Abstract
Recent studies suggest that metacognitive judgments (type-2) rely on information that is not accessible to a perceptual decision-making process (type-1). To explore what kind of information type-2 tasks rely on, we asked participants to perform both type-1 and type-2 tasks while manipulating bottom-up attention; They decided whether the right edge of a target was above or below the horizontal meridian (type-1 task) and simultaneously judged their confidence in the decision (type-2 task). The stimuli were oriented bars (25°-65° either clockwise or counter-clockwise from the horizontal meridian) presented to the left and right visual fields in a rectangular (Exp. 1) or circular (Exp. 2) grid. Among them, a randomly selected bar was cued as the target. Before the stimuli appeared, a rectangular (Exp. 1) or arc-shaped (Exp. 2) frame was briefly flashed in either of visual fields to draw attention. Type-1 sensitivity, type-2 sensitivity, and the ratio between them (metacognitive efficiency) were calculated both when the target was attended and unattended. Metacognitive efficiency signifies how much of the information used in the type-1 task is available to the type-2 task. We found that type-1 sensitivity was higher in the attended condition, but metacognitive efficiency was similar (Exp. 1) or even lower (Exp. 2). Furthermore, confidence ratings were higher in the attended condition regardless of the correctness of the perceptual decision.

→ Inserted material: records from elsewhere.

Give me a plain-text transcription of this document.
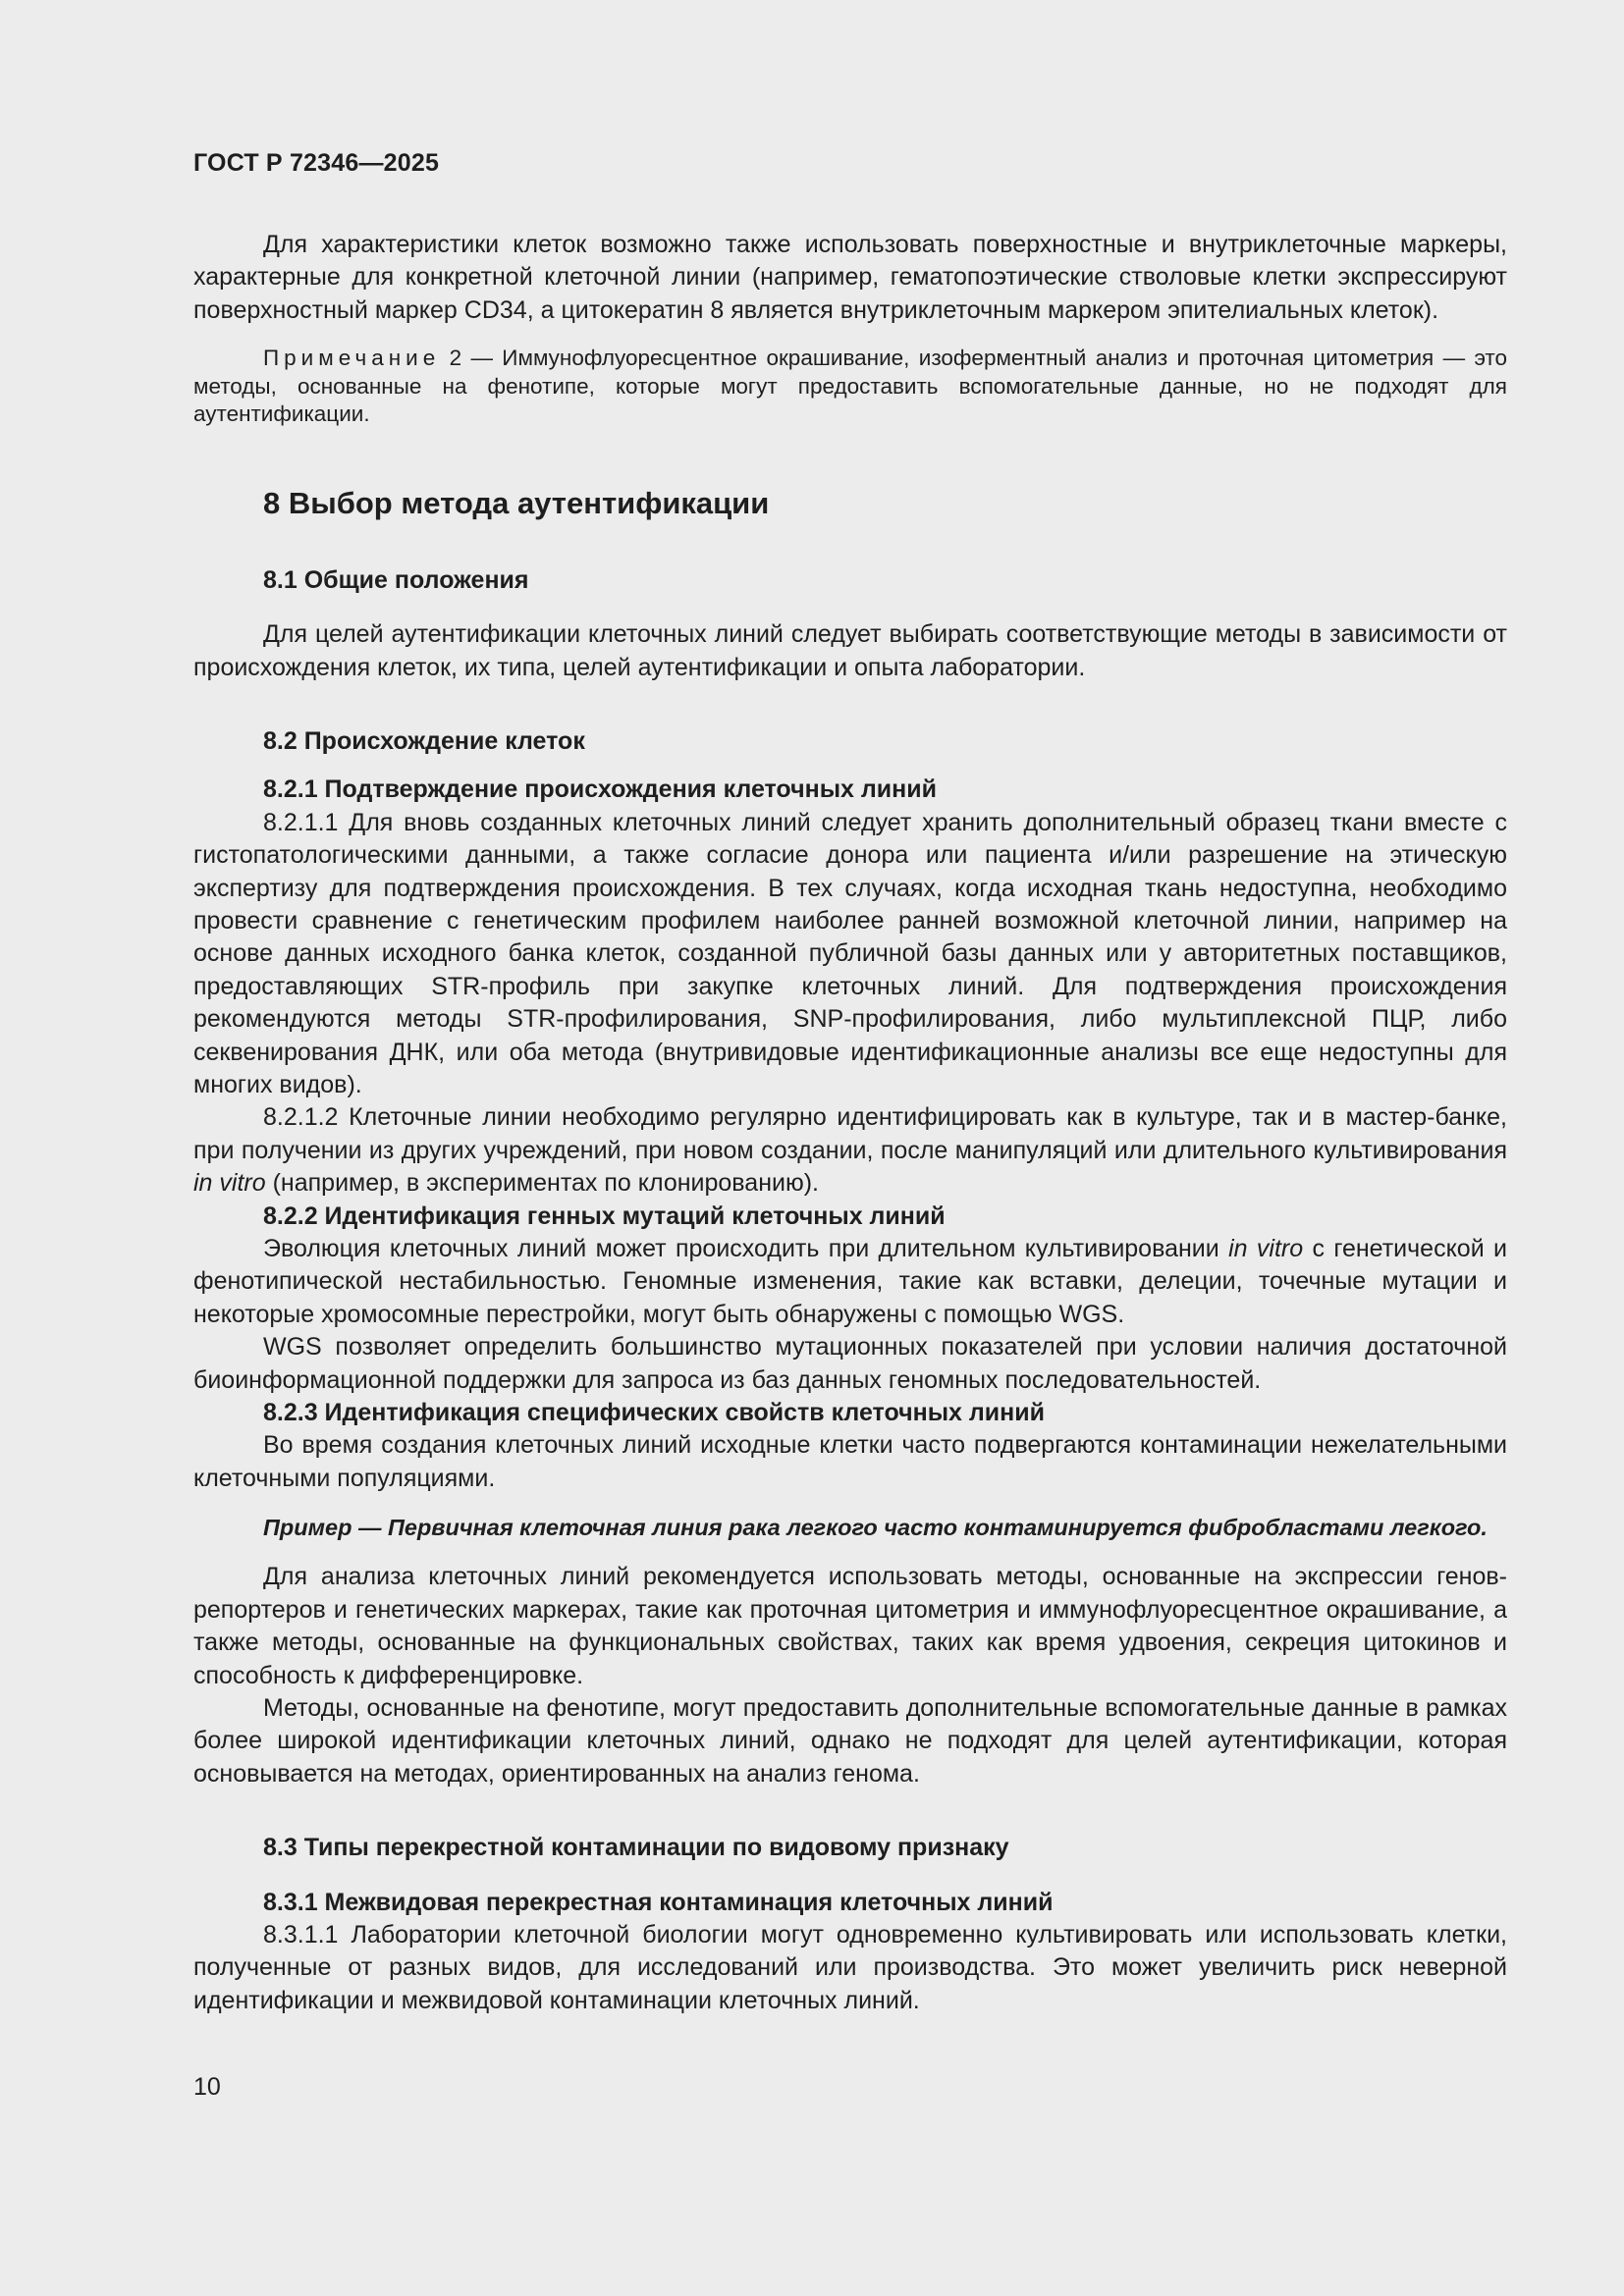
ГОСТ Р 72346—2025

Для характеристики клеток возможно также использовать поверхностные и внутриклеточные маркеры, характерные для конкретной клеточной линии (например, гематопоэтические стволовые клетки экспрессируют поверхностный маркер CD34, а цитокератин 8 является внутриклеточным маркером эпителиальных клеток).

Примечание 2 — Иммунофлуоресцентное окрашивание, изоферментный анализ и проточная цитометрия — это методы, основанные на фенотипе, которые могут предоставить вспомогательные данные, но не подходят для аутентификации.

8 Выбор метода аутентификации
8.1 Общие положения

Для целей аутентификации клеточных линий следует выбирать соответствующие методы в зависимости от происхождения клеток, их типа, целей аутентификации и опыта лаборатории.

8.2 Происхождение клеток
8.2.1 Подтверждение происхождения клеточных линий

8.2.1.1 Для вновь созданных клеточных линий следует хранить дополнительный образец ткани вместе с гистопатологическими данными, а также согласие донора или пациента и/или разрешение на этическую экспертизу для подтверждения происхождения. В тех случаях, когда исходная ткань недоступна, необходимо провести сравнение с генетическим профилем наиболее ранней возможной клеточной линии, например на основе данных исходного банка клеток, созданной публичной базы данных или у авторитетных поставщиков, предоставляющих STR-профиль при закупке клеточных линий. Для подтверждения происхождения рекомендуются методы STR-профилирования, SNP-профилирования, либо мультиплексной ПЦР, либо секвенирования ДНК, или оба метода (внутривидовые идентификационные анализы все еще недоступны для многих видов).

8.2.1.2 Клеточные линии необходимо регулярно идентифицировать как в культуре, так и в мастер-банке, при получении из других учреждений, при новом создании, после манипуляций или длительного культивирования in vitro (например, в экспериментах по клонированию).

8.2.2 Идентификация генных мутаций клеточных линий

Эволюция клеточных линий может происходить при длительном культивировании in vitro с генетической и фенотипической нестабильностью. Геномные изменения, такие как вставки, делеции, точечные мутации и некоторые хромосомные перестройки, могут быть обнаружены с помощью WGS.

WGS позволяет определить большинство мутационных показателей при условии наличия достаточной биоинформационной поддержки для запроса из баз данных геномных последовательностей.

8.2.3 Идентификация специфических свойств клеточных линий

Во время создания клеточных линий исходные клетки часто подвергаются контаминации нежелательными клеточными популяциями.

Пример — Первичная клеточная линия рака легкого часто контаминируется фибробластами легкого.

Для анализа клеточных линий рекомендуется использовать методы, основанные на экспрессии генов-репортеров и генетических маркерах, такие как проточная цитометрия и иммунофлуоресцентное окрашивание, а также методы, основанные на функциональных свойствах, таких как время удвоения, секреция цитокинов и способность к дифференцировке.

Методы, основанные на фенотипе, могут предоставить дополнительные вспомогательные данные в рамках более широкой идентификации клеточных линий, однако не подходят для целей аутентификации, которая основывается на методах, ориентированных на анализ генома.

8.3 Типы перекрестной контаминации по видовому признаку
8.3.1 Межвидовая перекрестная контаминация клеточных линий

8.3.1.1 Лаборатории клеточной биологии могут одновременно культивировать или использовать клетки, полученные от разных видов, для исследований или производства. Это может увеличить риск неверной идентификации и межвидовой контаминации клеточных линий.

10
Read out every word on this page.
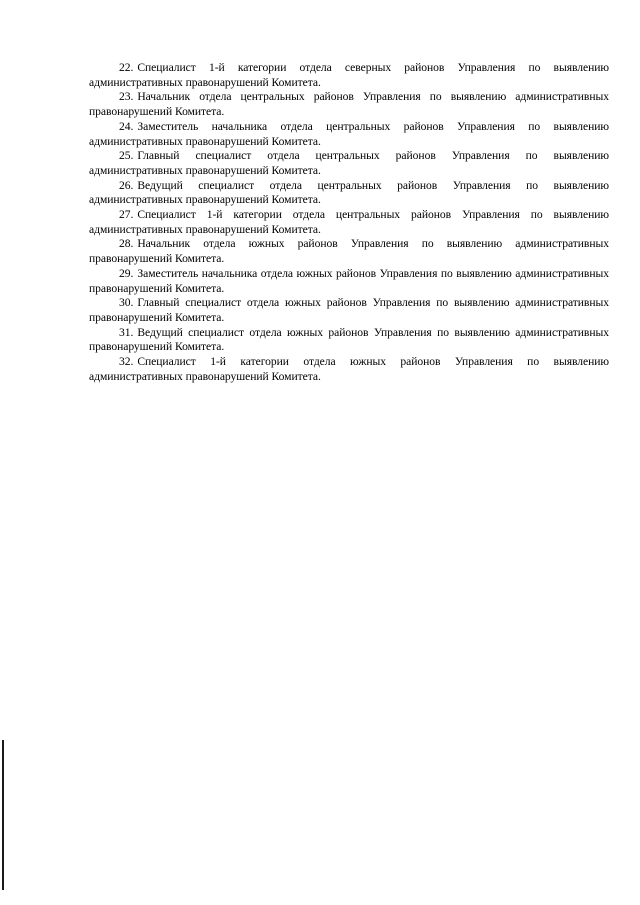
22. Специалист 1-й категории отдела северных районов Управления по выявлению административных правонарушений Комитета.

23. Начальник отдела центральных районов Управления по выявлению административных правонарушений Комитета.

24. Заместитель начальника отдела центральных районов Управления по выявлению административных правонарушений Комитета.

25. Главный специалист отдела центральных районов Управления по выявлению административных правонарушений Комитета.

26. Ведущий специалист отдела центральных районов Управления по выявлению административных правонарушений Комитета.

27. Специалист 1-й категории отдела центральных районов Управления по выявлению административных правонарушений Комитета.

28. Начальник отдела южных районов Управления по выявлению административных правонарушений Комитета.

29. Заместитель начальника отдела южных районов Управления по выявлению административных правонарушений Комитета.

30. Главный специалист отдела южных районов Управления по выявлению административных правонарушений Комитета.

31. Ведущий специалист отдела южных районов Управления по выявлению административных правонарушений Комитета.

32. Специалист 1-й категории отдела южных районов Управления по выявлению административных правонарушений Комитета.
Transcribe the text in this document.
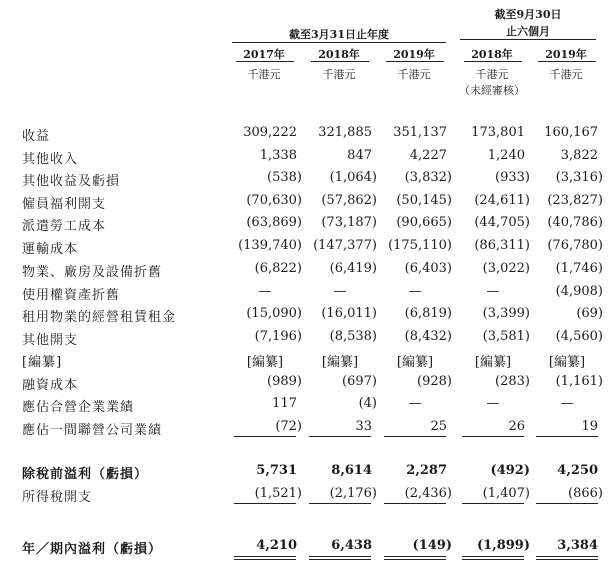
截至3月31日止年度
截至9月30日
止六個月
2017年	2018年	2019年	2018年	2019年
千港元	千港元	千港元	千港元	千港元
（未經審核）
收益	309,222	321,885	351,137	173,801	160,167
其他收入	1,338	847	4,227	1,240	3,822
其他收益及虧損	(538)	(1,064)	(3,832)	(933)	(3,316)
僱員福利開支	(70,630)	(57,862)	(50,145)	(24,611)	(23,827)
派遣勞工成本	(63,869)	(73,187)	(90,665)	(44,705)	(40,786)
運輸成本	(139,740) (147,377) (175,110)	(86,311)	(76,780)
物業、廠房及設備折舊	(6,822)	(6,419)	(6,403)	(3,022)	(1,746)
使用權資產折舊	—	—	—	—	(4,908)
租用物業的經營租賃租金	(15,090)	(16,011)	(6,819)	(3,399)	(69)
其他開支	(7,196)	(8,538)	(8,432)	(3,581)	(4,560)
[編纂]	[編纂]	[編纂]	[編纂]	[編纂]	[編纂]
融資成本	(989)	(697)	(928)	(283)	(1,161)
應佔合營企業業績	117	(4)	—	—	—
應佔一間聯營公司業績	(72)	33	25	26	19
除稅前溢利（虧損）	5,731	8,614	2,287	(492)	4,250
所得稅開支	(1,521)	(2,176)	(2,436)	(1,407)	(866)
年／期內溢利（虧損）	4,210	6,438	(149)	(1,899)	3,384
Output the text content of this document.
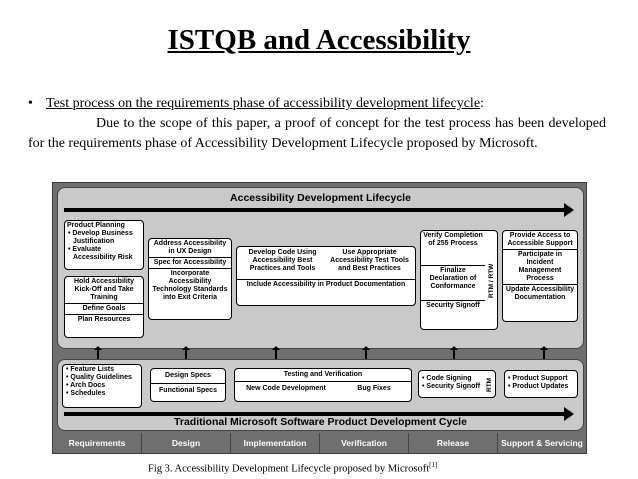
ISTQB and Accessibility
• Test process on the requirements phase of accessibility development lifecycle:
Due to the scope of this paper, a proof of concept for the test process has been developed for the requirements phase of Accessibility Development Lifecycle proposed by Microsoft.
Accessibility Development Lifecycle
Product Planning
• Develop Business Justification
• Evaluate Accessibility Risk
Hold Accessibility Kick-Off and Take Training
Define Goals
Plan Resources
Address Accessibility in UX Design
Spec for Accessibility
Incorporate Accessibility Technology Standards into Exit Criteria
Develop Code Using Accessibility Best Practices and Tools
Use Appropriate Accessibility Test Tools and Best Practices
Include Accessibility in Product Documentation
Verify Completion of 255 Process
Finalize Declaration of Conformance
Security Signoff
RTM / RTW
Provide Access to Accessible Support
Participate in Incident Management Process
Update Accessibility Documentation
• Feature Lists
• Quality Guidelines
• Arch Docs
• Schedules
Design Specs
Functional Specs
Testing and Verification
New Code Development	Bug Fixes
• Code Signing
• Security Signoff RTM • Product Support
• Product Updates
Traditional Microsoft Software Product Development Cycle
Requirements	Design	Implementation	Verification	Release	Support & Servicing
Fig 3. Accessibility Development Lifecycle proposed by Microsoft[1]
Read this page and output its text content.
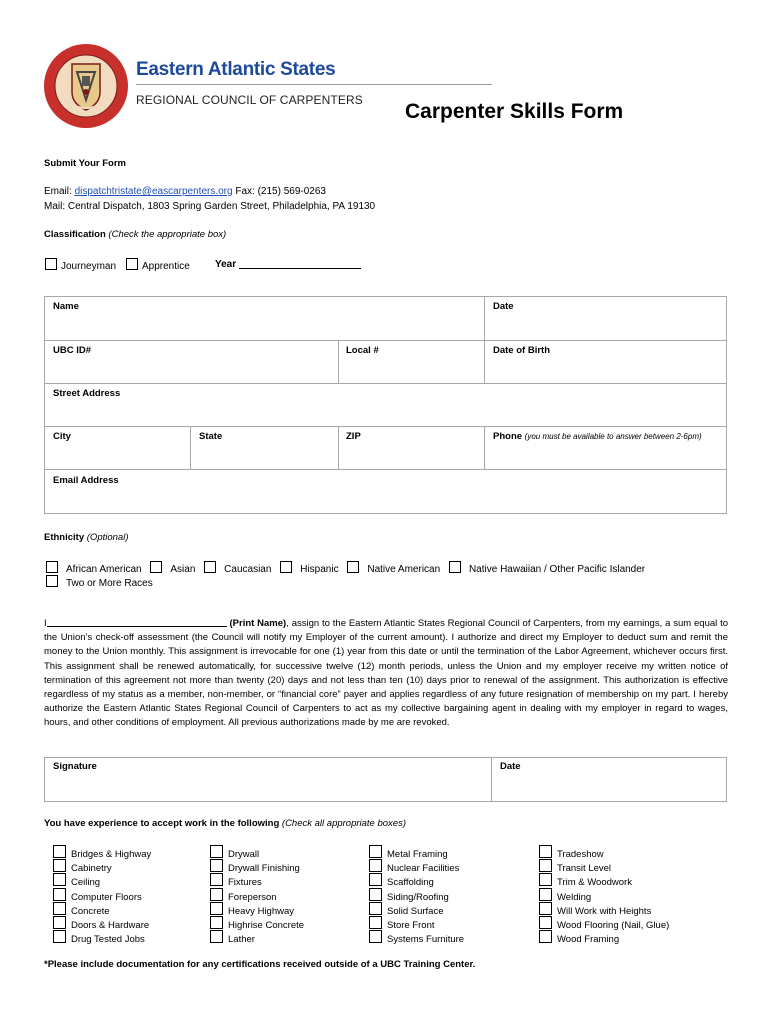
Eastern Atlantic States
REGIONAL COUNCIL OF CARPENTERS Carpenter Skills Form
Submit Your Form
Email: dispatchtristate@eascarpenters.org Fax: (215) 569-0263
Mail: Central Dispatch, 1803 Spring Garden Street, Philadelphia, PA 19130
Classification (Check the appropriate box)
Journeyman	Apprentice	Year
Name	Date
UBC ID#	Local #	Date of Birth
Street Address
City	State	ZIP	Phone (you must be available to answer between 2-6pm)
Email Address
Ethnicity (Optional)
African American	Asian	Caucasian	Hispanic	Native American	Native Hawaiian / Other Pacific Islander
Two or More Races
I	(Print Name), assign to the Eastern Atlantic States Regional Council of Carpenters, from my earnings, a sum equal to the Union’s check-off assessment (the Council will notify my Employer of the current amount). I authorize and direct my Employer to deduct sum and remit the money to the Union monthly. This assignment is irrevocable for one (1) year from this date or until the termination of the Labor Agreement, whichever occurs first. This assignment shall be renewed automatically, for successive twelve (12) month periods, unless the Union and my employer receive my written notice of termination of this agreement not more than twenty (20) days and not less than ten (10) days prior to renewal of the assignment. This authorization is effective regardless of my status as a member, non-member, or “financial core” payer and applies regardless of any future resignation of membership on my part. I hereby authorize the Eastern Atlantic States Regional Council of Carpenters to act as my collective bargaining agent in dealing with my employer in regard to wages, hours, and other conditions of employment. All previous authorizations made by me are revoked.
Signature	Date
You have experience to accept work in the following (Check all appropriate boxes)
Bridges & Highway
Cabinetry
Ceiling
Computer Floors
Concrete
Doors & Hardware
Drug Tested Jobs
Drywall
Drywall Finishing
Fixtures
Foreperson
Heavy Highway
Highrise Concrete
Lather
Metal Framing
Nuclear Facilities
Scaffolding
Siding/Roofing
Solid Surface
Store Front
Systems Furniture
Tradeshow
Transit Level
Trim & Woodwork
Welding
Will Work with Heights
Wood Flooring (Nail, Glue)
Wood Framing
*Please include documentation for any certifications received outside of a UBC Training Center.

Metacognition might have reflected whether attention was allocated to the target, which would increase the subjective sense that one is correct. Further analysis of the target orientation confirmed this idea. Participants were more confident about targets with a larger orientation difference from the horizontal meridian, while their type-1 performance was similar. These results suggest that metacognition on perceptual discrimination exploits proxy evidence that influences a subjective sense of correctness, which is independent from the perceptual decision itself.
Meeting abstract presented at VSS 2018